Inspired by small farmhouse breweries in France and Belgium, Jester King's brewers produce artisan ales with a true sense of place.

Inspired by small farmhouse breweries in France and Belgium, Jester King’s brewers produce artisan ales with a true sense of place.

It is a sunny and crisp Austin day, perfect for showing our visiting family some of our area’s attractions. We wanted to venture off the beaten path, and since both of my brothers-in-law are craft-beer enthusiasts, my husband and I chose to showcase the city’s growing craft brewing industry by heading to Jester King Brewery. Approximately 18 miles southwest of downtown Austin on a 200-acre ranch, Jester King produces beers unlike any others in the area.

Web Extra: Brewery Tours in Texas

We feel like we’re heading to the middle of nowhere as we drive up winding, narrow Fitzhugh Road, flanked by fields of oak and cedar trees. Then we spy the handpainted sign directing us to turn left. After parking beneath a grove of oak trees, we head up the crushed limestone path toward the tasting room and brewery. The smell of a bonfire at the adjacent Stanley’s Farmhouse Pizza—located on the same property—promises warmth and camaraderie. At the brewery’s entrance, a friendly Jester King employee in a plaid flannel shirt hands us current menus and explains the lay of the land: We can purchase beer in the tasting room, or at the blue tent on the opposite side; a free tour starts within the hour, so we need to listen for announcements.

Amidst the oak trees and limestone outcroppings, couples of varying ages, groups of friends, and family groups gather at picnic tables—chatting, tasting, sharing pizzas, and enjoying a day in the Hill Country. Some people play lawn games like cornhole and horseshoes, while others take their beer study seriously, poring over glasses of different shapes and sizes and comparing tasting notes.

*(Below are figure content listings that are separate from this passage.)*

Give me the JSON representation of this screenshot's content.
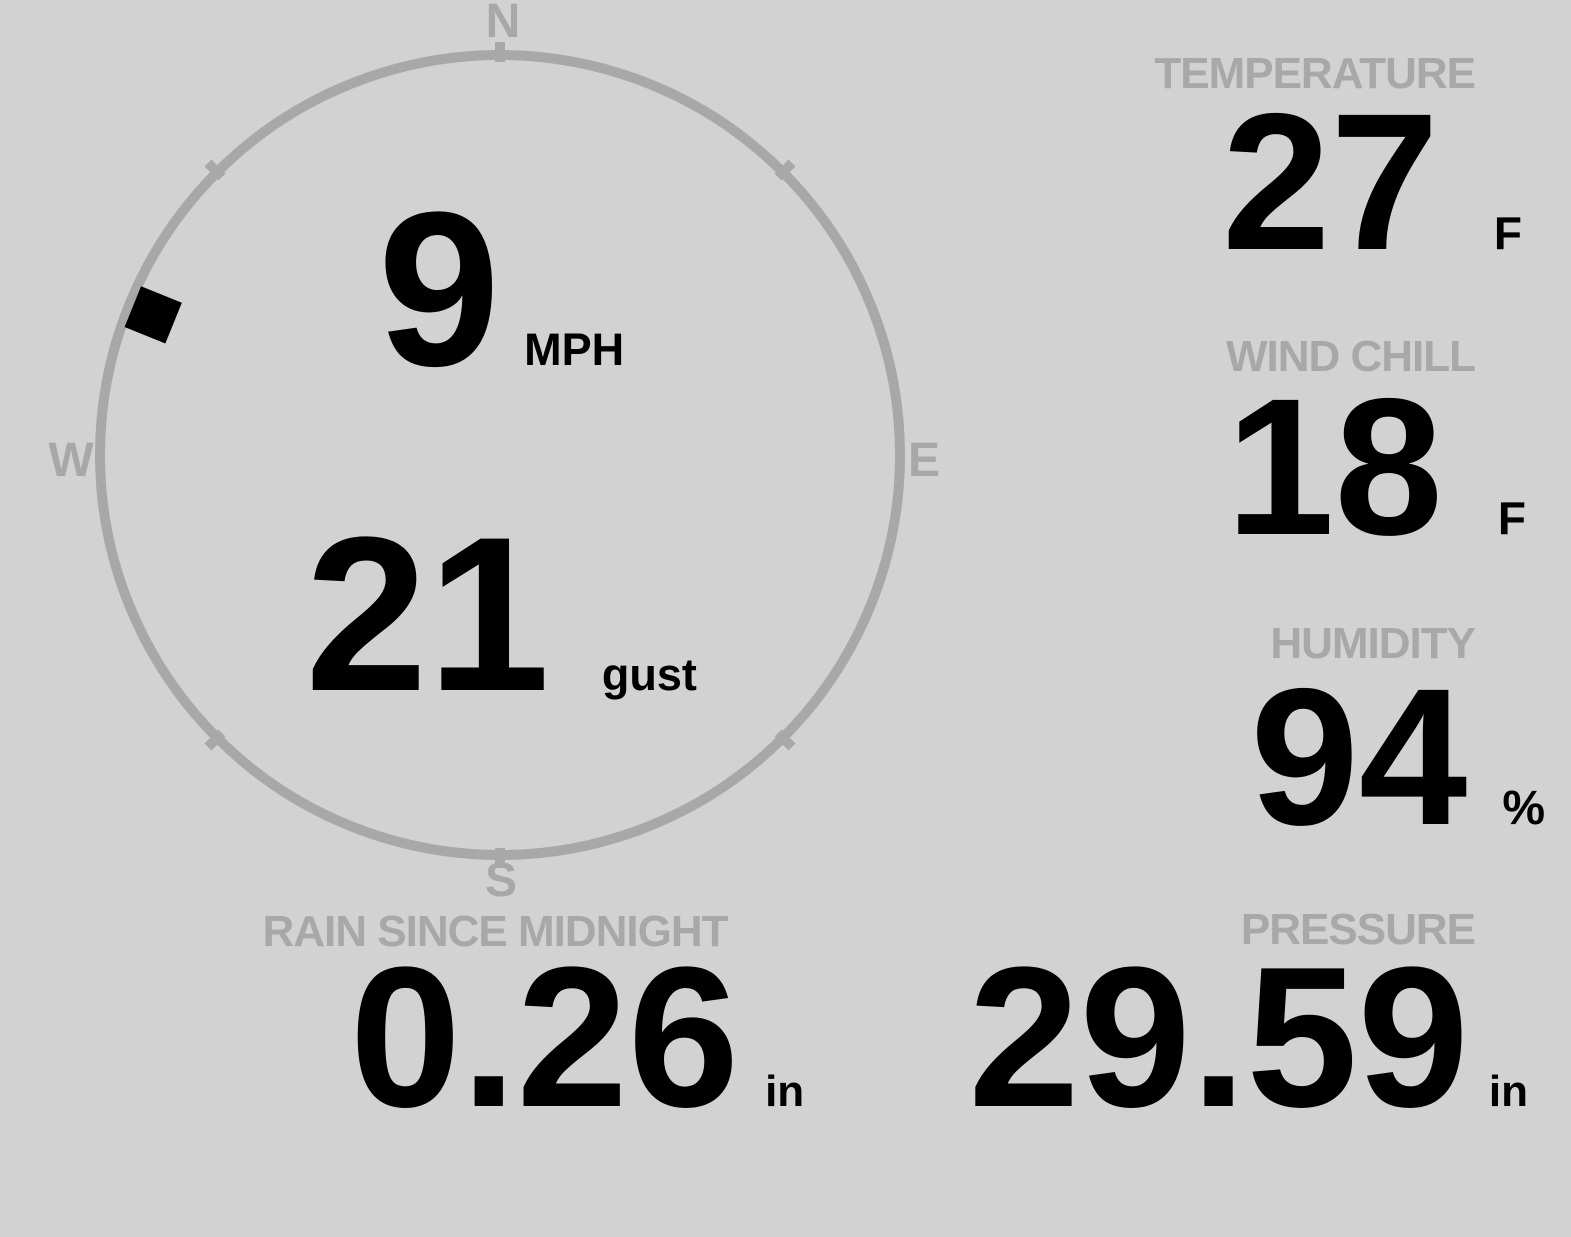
{
  "theme": {
    "background": "#d2d2d2",
    "muted": "#a8a8a8",
    "ink": "#000000"
  },
  "wind": {
    "speed_value": "9",
    "speed_unit": "MPH",
    "gust_value": "21",
    "gust_unit": "gust",
    "direction_degrees": 292,
    "cardinals": {
      "north": "N",
      "east": "E",
      "south": "S",
      "west": "W"
    }
  },
  "stats": {
    "temperature": {
      "label": "TEMPERATURE",
      "value": "27",
      "unit": "F"
    },
    "wind_chill": {
      "label": "WIND CHILL",
      "value": "18",
      "unit": "F"
    },
    "humidity": {
      "label": "HUMIDITY",
      "value": "94",
      "unit": "%"
    },
    "rain_since_midnight": {
      "label": "RAIN SINCE MIDNIGHT",
      "value": "0.26",
      "unit": "in"
    },
    "pressure": {
      "label": "PRESSURE",
      "value": "29.59",
      "unit": "in"
    }
  }
}
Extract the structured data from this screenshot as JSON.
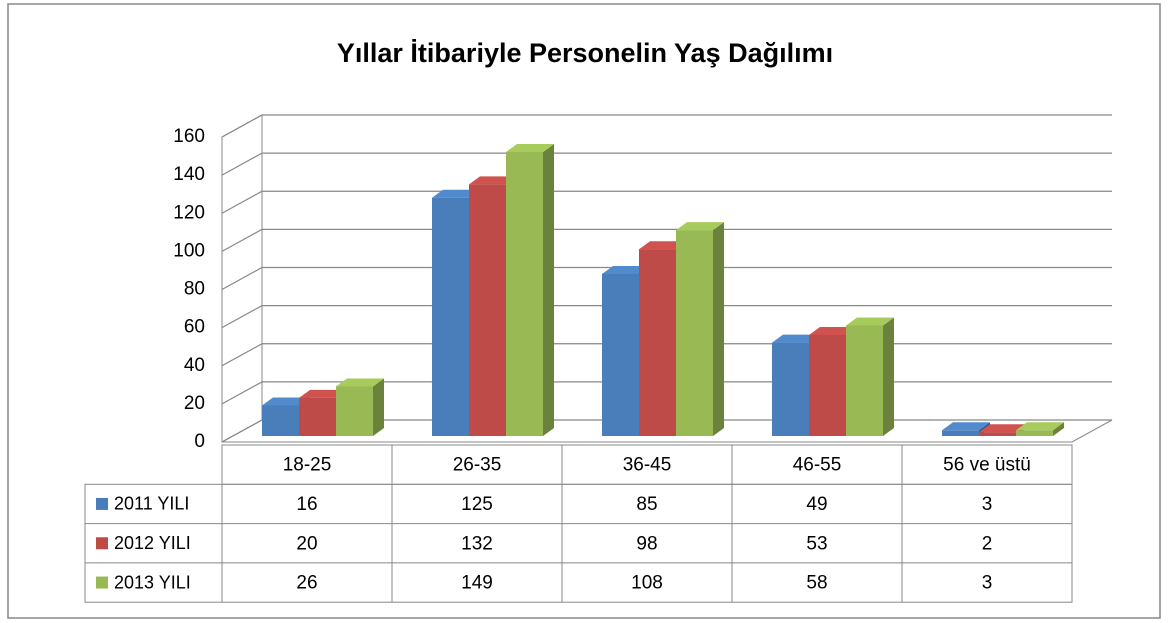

We find a table under an old oak on the edge of the hill, overlooking the lively scene at the pizzeria below. After a visit to the tasting room (four-ounce pours cost $2-$4.50, depending on style), we return to our table with an array of beers to sample. Jester King’s beers might surprise aficionados who prefer traditional lagers, as here the brewers make mostly dry, sour styles (one of the latest beer trends), using hops judiciously to impart bitterness and interesting floral notes. Jester King’s tried-and-true standards are available year-round at the brewery and in local stores, but at the brewery itself, I recommend sampling the limited releases, which are experimental styles brewed in small batches and not available anywhere else.

Free brewery tours––this one led by co-owner Jeffrey Stuffings––cater to craft-beer enthusiasts and devoted home-brewers alike.

Free brewery tours––this one led by co-owner Jeffrey Stuffings––cater to craft-beer enthusiasts and devoted home-brewers alike.

On this occasion, I especially enjoy Jester King’s popular Wytchmaker Farmhouse IPA, from a batch that had been conditioned with fresh guava juice. I also love the Atrial Rubicite, a barrel-aged sour beer re-fermented with fresh raspberries, which boasts a beautiful ruby color and a dry finish of fresh raspberries. Because of their lighter body and tangy flavors, they are ideal for pairing with food, and Stanley’s
pizzas—some of the best wood-fired oven pies in the Austin area—are the perfect foil. Two of our favorites are the Penelope, made with red sauce, smoked speck, fresh mozzarella, arugula, tomatoes, cracked salt and pepper, and extra-virgin olive oil; and the Willie, a spicy pie with barbecue sauce, juicy brisket, cheddar cheese, red onions, and fresh jalapeños.

As we sip and discuss the beers we’re sharing, we hear the announcement that it’s time to line up for a tour with co-owner Ron Extract. With my glass of RU55 sour barrel-aged red ale in hand, I follow the group into the fermentation room where Ron, standing on top of a keg, tells us the story behind this one-of-a-kind place. Inspired by small farmhouse breweries in France and Belgium, Ron and his business partners, Jeffrey Stuffings and Michael Steffing, devised Jester King’s largely experimental approach to produce artisan ales with a true sense of place. They draw water from the Trinity Aquifer with an onsite well, use as many organic ingredients as possible, and ferment with naturally occurring wild yeasts. Rather than making seasonal beers, the offerings are weather-driven. The brewers allow the fermentation to progress until the beer is “at the right point of doneness,” then they allow it to mature naturally—often in oak barrels recycled from Hill Country wineries—prior to re-fermentation in the bottle, cask, or keg. No batch tastes exactly like the last, and once a certain batch is gone, it’s gone.

Jester King Brewery’s motto, which graces every bottle, defines the business well: “We brew what we like, drink what we want, and offer the rest to those who share our tastes.” But Ron adds an unwritten addendum. “It’s good that not everyone shares our taste,” he says, “because we can’t make that much beer!”